MIPS for example also has one, along with a similar number of registers (~32). So it's not like RISC-V took a radical new position here, they were able to look back at what worked and what didn't, and decided that for their target a zero register was the right tradeoff. It's certainly the more "elegant" solution. A zero register is useful as input or output register for all kinds of operations, not just for zeroing

kevin_thibedeau 2 days ago

It's a definite liability on a machine with only 8 general purpose registers. Losing 12% of the register space for a constant would be a waste of hardware.

  • menaerus 2 days ago

    8 registers? Ever heard of register renaming?

    • Polizeiposaune 2 days ago

      Ever heard of a loop that needed to keep more than 7 variables live? Register renaming helps with pipelining and out-of-order execution, but instructions in the program can only reference the architectural registers - go beyond that and you end up needing to spill some values to (architectural) memory.

      There's a reason why AMD added r8-r15 to the architecture, and why intel is adding r16-r31..

      • menaerus 2 days ago

        I have but that was not the point? My first point was exactly that there are more ISA registers and not only 8, and therefore the question mark. My second point was about register renaming which, contrary what you say, does mitigate the artifacts of running out of registers by spilling the variables to the stack memory. It does it by eliminating the false dependencies between variables/registers and xor eax, eax is a great candidate for that.

    • account42 2 days ago

      That's irrelevant, the zero register would be taking a slot in the limited register addressing bits in instructions, not replace a physical register on the chip.

gruez 2 days ago

It's basically the eternal debate of RISC vs CISC (x86). RISC proponents claim RISC is better because it's simpler to decode. CISC proponents retort that CISC means code can be more compact, which helps with cache hits.

  • bluGill 2 days ago

    In the real world there is no CISC or RISC anymore. RISC is always extended to some new feature and suddenly becomes more complex. Meanwhile CISC is just a decoder over a RISC processor. Either way you get the best of both worlds: simple hardware (the RISC internals and CSIC instructions that do what you need.

    Don't get too carried away in the above, x86 is still a lot more complex than ARM or RISC-V. However the complexity is only a tiny part of a CPU and so it doesn't matter.

    • snvzz 2 days ago

      You seem to be confusing ISA and microarchitecture.

      Modern ISAs try really hard to be independent from microarchitecture.

  • snvzz 2 days ago

    >CISC proponents retort that CISC means code can be more compact,

    RISC-V has the most compact code on 64bit, with margin to boot.

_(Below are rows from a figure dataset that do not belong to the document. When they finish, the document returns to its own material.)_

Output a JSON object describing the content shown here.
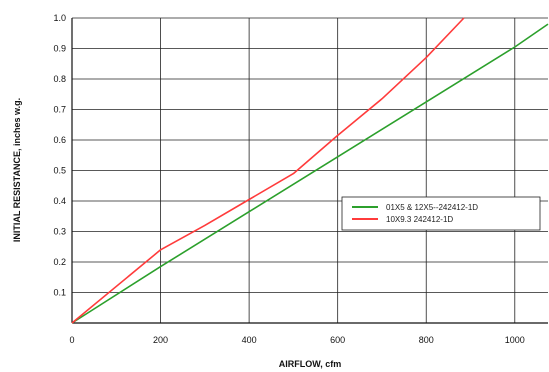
{
  "chart_data": {
    "type": "line",
    "xlabel": "AIRFLOW, cfm",
    "ylabel": "INITIAL RESISTANCE, inches w.g.",
    "xlim": [
      0,
      1075
    ],
    "ylim": [
      0,
      1.0
    ],
    "x_ticks": [
      0,
      200,
      400,
      600,
      800,
      1000
    ],
    "x_tick_labels": [
      "0",
      "200",
      "400",
      "600",
      "800",
      "1000"
    ],
    "y_ticks": [
      0.1,
      0.2,
      0.3,
      0.4,
      0.5,
      0.6,
      0.7,
      0.8,
      0.9,
      1.0
    ],
    "y_tick_labels": [
      "0.1",
      "0.2",
      "0.3",
      "0.4",
      "0.5",
      "0.6",
      "0.7",
      "0.8",
      "0.9",
      "1.0"
    ],
    "grid": true,
    "legend_position": "right",
    "series": [
      {
        "name": "01X5 & 12X5--242412-1D",
        "color": "#2ca02c",
        "x": [
          0,
          200,
          400,
          600,
          800,
          1000,
          1075
        ],
        "y": [
          0,
          0.185,
          0.365,
          0.545,
          0.725,
          0.905,
          0.98
        ]
      },
      {
        "name": "10X9.3 242412-1D",
        "color": "#ff3b3b",
        "x": [
          0,
          200,
          300,
          400,
          500,
          600,
          700,
          800,
          885
        ],
        "y": [
          0,
          0.24,
          0.32,
          0.405,
          0.49,
          0.615,
          0.735,
          0.87,
          1.0
        ]
      }
    ]
  }
}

    On 32bit, it used to be behind Thumb2, but it's the best as of the bit manipulation and extra compressed extensions circa 2021.

dooglius 2 days ago

I think one could just pick a convention where a particular GP register is zeroed at program startup and just make your own zero register that way, getting all the benefits at very small cost. The microarchitecture AIUI has a dedicated zero register so any processor-level optimizations would still apply.

  • pklausler 2 days ago

    That’s what was done on the CDC 6600 with two handy values, B0 (0) and B1 (1).